TL;DR: In this article, the authors suggest that the transport properties and dissipation rates of a wide class of turbulent flows are determined by the random occurrence of coherent events which correspond to certain orbits which are called homoclinic excursions in the high dimensional strange attractor.

TL;DR: In this paper, the straddle orbit method is used to obtain all the basic sets on a basin boundary, which are then used to untangle the topology of the basin boundaries in the five-dimensional phase space.

TL;DR: In this paper, the complex time analytic structure of the Lorenz system in non-integrable parameter regimes is studied and the special sets of parameter values for which one (time-dependent) integral of motion exists.

TL;DR: In this paper, a constructive method for approximating attractors is presented, where the approximate sets are parts of algebraic sets and they can approximate the attractor at an arbitrary high level of accuracy.

TL;DR: In this article, the authors obtained periodic solutions of the differential equation for periodic forcing of a lightly damped pendulum on the alternative hypotheses that (i) the contributions of second and higher harmonics to the average Lagrangian are negligible or (ii) the solution is close to that for free oscillations.

TL;DR: In this article, the authors presented numerical and theoretical results of resonance kink-antikink (K K ) interactions in the classical one-dimensional space Higgs theory and found two-bounce K K interactions with the number of small oscillations between K K bounces up to 35 in the initial kink velocity interval.

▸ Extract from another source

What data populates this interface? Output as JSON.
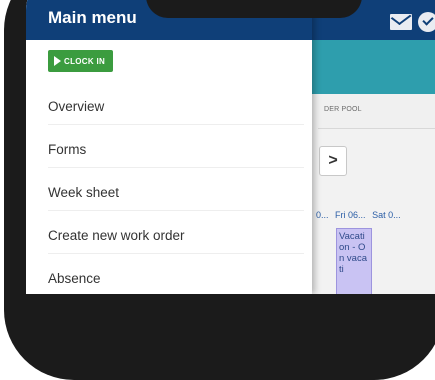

TL;DR: In this paper, the amplitude equation is derived within the framework of a multiple-scale perturbation theory and a particular example of this class of nonlocal dynamics is also treated numerically.

TL;DR: In this paper, the effect of a bias A 0 on the Bonhoeffer-van der Pol oscillator was investigated numerically and the frequency-locked intervals exhibited complete devil's staircase similar to the one observed in Belousov-Zhabotinsky reaction.

TL;DR: In this article, a perturbation theory is developed for slowly varying fully nonlinear wavetrains (i.e., solutions which appear locally as travelling waves, but with frequencies and wavelengths which may vary widely on long length and time scales).